Obligation légale pour les pharmaciens depuis le 21 juillet dernier (1), le dossier pharmaceutique (DP) poursuit sa longue marche en avant. Hier midi, à l'occasion d'un état des lieux de son déploiement, Bernard Flirden (2) et Anne Hugues (3) sont tous deux revenus sur les objectifs à atteindre d'ici la fin de l'année 2010. Selon eux, le seuil des 10 millions de dossiers créés devra être franchi et pas moins de 20 000 officines (soit 85 % du réseau) devront être raccordées au DP le 31 décembre prochain. Les 2 462 pharmacies restantes étant pour l'instant « excusées » en raison de difficultés économico-techniques. En revanche, les élus ordinaux ne bénéficieront d'aucun répit. Ils devront tous, sans exception, proposer le dossier pharmaceutique à leurs patients (82 % d'entre eux sont actuellement à même de le faire). A moindre échelle, les maîtres de stage (73 %) se devront également de « montrer l'exemple » (4). Les récentes données chiffrées prêtent à l'optimisme. Au 22 mars dernier, 7 210 840 DP avaient été créés au sein des 13 899 pharmacies équipées. Le cap des 60 % d'officines raccordées vient donc d'être dépassé. Dans la mesure où 700 pharmacies supplémentaires enrichissent chaque mois le pannel, l'objectif paraît réalisable.

Le DP à la porte de l'hôpital

Afin d'élargir les potentialités du DP, l'Ordre des pharmaciens est en train d'effectuer les démarches nécessaires auprès de la CNIL pour obtenir le droit de mener une expérimentation sur les médicaments dits de rétrocession. Bien que les pharmaciens hospitaliers soient demandeurs, comme l'a souligné Bernard Flirden, la mise en place d'un tel outil à l'hôpital ne sera pas chose aisée. D'un point de vue technique, les problèmes liés à la multiplicité des éditeurs de logiciels et à leur compatibilité devront être résolus. Outre les freins d'ordre décisionnel, bien plus importants en milieu hospitalier, la question du financement de cet outil informatique complique encore un peu plus la donne. A titre de comparaison, les officinaux ont eux-mêmes assumé les trois quarts des coûts de mise en service du DP via leurs cotisations ordinales (le dernier quart provient de diverses subventions). Au total, près de 15 millions d'euros ont ainsi été dépensés depuis le début des premières expérimentations il y a trois ans. L'hôpital, en proie à des déséquilibres budgétaires croissants, sera-t-il capable de supporter le poids d'un tel investissement ?

 

Jonathan Icart
 

(1) Article L. 1111-23 du Code de la santé publique, créé par la loi n° 2009-879 du 21 juillet 2009 - art. 50 (V).

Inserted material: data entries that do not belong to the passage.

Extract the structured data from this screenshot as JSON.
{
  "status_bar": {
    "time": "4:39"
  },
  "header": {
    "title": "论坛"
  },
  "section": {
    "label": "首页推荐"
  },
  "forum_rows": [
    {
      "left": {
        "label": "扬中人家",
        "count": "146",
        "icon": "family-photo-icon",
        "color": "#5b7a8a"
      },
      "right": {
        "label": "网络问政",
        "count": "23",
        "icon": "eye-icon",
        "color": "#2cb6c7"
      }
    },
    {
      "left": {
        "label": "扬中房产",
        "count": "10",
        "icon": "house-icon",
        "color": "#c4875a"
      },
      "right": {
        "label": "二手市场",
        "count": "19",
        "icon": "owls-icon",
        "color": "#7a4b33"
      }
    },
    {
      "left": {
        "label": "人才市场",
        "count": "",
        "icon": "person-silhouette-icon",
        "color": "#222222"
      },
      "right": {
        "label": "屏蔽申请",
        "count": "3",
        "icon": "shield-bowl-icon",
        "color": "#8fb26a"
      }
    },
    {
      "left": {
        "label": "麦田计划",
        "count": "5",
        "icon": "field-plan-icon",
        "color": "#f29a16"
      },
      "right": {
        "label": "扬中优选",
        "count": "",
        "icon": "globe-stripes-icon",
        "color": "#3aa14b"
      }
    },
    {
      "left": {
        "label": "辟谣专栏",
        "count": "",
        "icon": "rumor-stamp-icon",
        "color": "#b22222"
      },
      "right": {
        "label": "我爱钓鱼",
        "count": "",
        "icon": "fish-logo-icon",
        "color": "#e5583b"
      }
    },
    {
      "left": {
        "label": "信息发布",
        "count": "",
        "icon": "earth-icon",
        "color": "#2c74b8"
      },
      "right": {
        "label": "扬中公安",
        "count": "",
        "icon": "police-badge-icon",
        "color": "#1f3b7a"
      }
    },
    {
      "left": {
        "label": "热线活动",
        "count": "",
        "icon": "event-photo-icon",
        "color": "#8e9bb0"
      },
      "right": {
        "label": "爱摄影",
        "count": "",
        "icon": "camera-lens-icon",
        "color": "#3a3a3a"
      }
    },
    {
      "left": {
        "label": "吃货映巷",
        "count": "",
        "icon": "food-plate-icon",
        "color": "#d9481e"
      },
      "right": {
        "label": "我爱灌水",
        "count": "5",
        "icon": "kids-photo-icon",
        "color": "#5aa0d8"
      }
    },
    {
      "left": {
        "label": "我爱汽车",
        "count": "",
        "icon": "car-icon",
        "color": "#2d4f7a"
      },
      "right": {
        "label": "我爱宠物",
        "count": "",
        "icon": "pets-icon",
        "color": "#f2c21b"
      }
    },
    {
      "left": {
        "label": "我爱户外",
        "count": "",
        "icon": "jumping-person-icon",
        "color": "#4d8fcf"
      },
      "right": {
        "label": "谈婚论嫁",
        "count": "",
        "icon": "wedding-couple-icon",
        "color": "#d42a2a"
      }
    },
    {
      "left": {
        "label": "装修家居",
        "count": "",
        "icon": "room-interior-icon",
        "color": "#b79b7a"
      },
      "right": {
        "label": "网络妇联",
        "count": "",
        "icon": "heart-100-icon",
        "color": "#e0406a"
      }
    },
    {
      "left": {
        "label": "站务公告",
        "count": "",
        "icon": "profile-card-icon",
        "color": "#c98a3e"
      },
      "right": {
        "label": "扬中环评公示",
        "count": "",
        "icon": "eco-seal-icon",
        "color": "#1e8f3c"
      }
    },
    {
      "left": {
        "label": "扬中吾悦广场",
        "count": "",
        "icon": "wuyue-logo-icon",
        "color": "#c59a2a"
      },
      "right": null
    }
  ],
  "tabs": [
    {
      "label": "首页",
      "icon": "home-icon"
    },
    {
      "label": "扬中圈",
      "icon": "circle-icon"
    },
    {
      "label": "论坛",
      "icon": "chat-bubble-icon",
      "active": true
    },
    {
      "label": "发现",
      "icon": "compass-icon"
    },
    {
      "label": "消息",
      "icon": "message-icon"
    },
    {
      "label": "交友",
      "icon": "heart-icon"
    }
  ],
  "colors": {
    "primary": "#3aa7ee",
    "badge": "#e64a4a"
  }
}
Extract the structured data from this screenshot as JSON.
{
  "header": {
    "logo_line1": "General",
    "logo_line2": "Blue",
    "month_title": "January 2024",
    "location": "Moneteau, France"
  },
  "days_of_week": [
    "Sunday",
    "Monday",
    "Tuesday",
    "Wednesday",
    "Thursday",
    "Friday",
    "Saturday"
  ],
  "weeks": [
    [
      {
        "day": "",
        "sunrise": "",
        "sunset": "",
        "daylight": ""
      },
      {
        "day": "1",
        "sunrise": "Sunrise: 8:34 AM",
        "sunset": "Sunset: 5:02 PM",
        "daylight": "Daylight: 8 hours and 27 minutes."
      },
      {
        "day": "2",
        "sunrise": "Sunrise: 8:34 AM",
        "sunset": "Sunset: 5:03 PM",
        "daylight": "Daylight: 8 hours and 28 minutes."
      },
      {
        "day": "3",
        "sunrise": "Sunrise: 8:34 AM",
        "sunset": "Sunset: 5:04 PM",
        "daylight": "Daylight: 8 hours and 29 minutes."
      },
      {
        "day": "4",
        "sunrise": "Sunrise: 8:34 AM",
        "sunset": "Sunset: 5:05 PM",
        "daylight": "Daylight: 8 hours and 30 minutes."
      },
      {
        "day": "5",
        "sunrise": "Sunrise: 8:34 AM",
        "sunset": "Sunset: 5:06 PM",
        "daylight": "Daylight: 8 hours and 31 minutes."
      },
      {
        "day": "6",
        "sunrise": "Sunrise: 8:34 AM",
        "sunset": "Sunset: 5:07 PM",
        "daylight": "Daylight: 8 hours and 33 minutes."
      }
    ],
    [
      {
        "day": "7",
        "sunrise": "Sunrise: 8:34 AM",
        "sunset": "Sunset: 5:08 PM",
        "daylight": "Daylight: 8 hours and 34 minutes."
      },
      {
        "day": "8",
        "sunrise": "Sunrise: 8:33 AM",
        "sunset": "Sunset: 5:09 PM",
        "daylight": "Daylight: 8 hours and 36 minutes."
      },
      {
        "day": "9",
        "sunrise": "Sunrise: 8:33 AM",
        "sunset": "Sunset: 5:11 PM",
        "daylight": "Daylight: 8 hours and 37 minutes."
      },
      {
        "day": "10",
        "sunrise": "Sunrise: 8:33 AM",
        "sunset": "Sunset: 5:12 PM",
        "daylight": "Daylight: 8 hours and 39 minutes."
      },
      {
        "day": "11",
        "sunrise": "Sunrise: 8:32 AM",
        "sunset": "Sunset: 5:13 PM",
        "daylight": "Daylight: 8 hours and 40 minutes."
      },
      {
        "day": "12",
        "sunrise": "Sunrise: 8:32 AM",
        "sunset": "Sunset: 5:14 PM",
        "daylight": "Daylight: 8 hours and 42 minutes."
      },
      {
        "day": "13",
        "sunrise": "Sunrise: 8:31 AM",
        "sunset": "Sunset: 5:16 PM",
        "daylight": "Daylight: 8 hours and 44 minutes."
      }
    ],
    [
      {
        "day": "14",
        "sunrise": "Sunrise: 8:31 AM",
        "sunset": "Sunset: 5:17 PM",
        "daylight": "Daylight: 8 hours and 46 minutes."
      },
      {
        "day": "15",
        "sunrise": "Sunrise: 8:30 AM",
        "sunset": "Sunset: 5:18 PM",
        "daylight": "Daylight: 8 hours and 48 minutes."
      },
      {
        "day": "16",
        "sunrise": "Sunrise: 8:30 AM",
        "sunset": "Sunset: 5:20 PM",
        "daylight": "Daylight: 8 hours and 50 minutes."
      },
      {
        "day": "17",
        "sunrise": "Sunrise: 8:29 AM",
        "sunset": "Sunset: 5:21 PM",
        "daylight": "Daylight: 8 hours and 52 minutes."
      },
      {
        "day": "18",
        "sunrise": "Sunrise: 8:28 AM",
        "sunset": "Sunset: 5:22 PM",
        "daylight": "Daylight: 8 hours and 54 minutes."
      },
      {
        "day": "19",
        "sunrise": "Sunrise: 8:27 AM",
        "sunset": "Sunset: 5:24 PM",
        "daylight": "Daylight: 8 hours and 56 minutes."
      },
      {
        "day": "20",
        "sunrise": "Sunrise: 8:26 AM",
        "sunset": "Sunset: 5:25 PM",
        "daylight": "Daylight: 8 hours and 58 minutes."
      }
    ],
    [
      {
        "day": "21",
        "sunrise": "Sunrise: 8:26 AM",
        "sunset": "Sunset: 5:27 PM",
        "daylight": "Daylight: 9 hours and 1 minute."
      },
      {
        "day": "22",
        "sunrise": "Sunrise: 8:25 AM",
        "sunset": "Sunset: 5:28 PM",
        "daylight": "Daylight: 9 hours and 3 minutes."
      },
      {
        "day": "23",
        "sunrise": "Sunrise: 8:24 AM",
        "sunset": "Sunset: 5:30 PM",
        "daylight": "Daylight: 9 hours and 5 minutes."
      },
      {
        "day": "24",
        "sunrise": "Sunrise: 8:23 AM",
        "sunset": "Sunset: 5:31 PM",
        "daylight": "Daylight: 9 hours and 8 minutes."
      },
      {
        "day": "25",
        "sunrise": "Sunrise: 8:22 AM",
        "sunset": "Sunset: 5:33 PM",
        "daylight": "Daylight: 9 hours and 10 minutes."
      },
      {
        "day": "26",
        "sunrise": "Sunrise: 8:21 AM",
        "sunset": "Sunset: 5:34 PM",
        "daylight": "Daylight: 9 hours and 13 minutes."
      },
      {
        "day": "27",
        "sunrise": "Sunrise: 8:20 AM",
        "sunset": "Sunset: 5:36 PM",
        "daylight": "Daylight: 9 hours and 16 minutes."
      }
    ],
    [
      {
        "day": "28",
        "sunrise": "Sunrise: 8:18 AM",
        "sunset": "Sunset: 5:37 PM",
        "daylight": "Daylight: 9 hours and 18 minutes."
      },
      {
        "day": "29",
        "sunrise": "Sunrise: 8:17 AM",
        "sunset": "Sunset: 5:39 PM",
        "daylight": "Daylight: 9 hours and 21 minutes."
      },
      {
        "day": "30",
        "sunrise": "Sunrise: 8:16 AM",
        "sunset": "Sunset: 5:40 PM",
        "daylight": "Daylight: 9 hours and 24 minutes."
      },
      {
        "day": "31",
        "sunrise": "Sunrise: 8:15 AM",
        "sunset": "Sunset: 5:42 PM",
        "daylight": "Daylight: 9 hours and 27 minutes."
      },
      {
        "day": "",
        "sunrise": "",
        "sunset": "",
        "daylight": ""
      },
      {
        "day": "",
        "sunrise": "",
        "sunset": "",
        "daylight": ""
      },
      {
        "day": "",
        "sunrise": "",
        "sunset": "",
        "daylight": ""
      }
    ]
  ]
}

(2) Président du Conseil régional de Champagne-Ardenne et chef de file du comité de pilotage territorial du DP.

(3) Membre du Conseil national de l'Ordre des pharmaciens et du comité de pilotage territorial du DP (référent DP).

(4) A l'heure actuelle, 15 des 24 facultés de pharmacie sont raccordées au DP. Elles devraient toutes l'être d'ici la fin de l'année.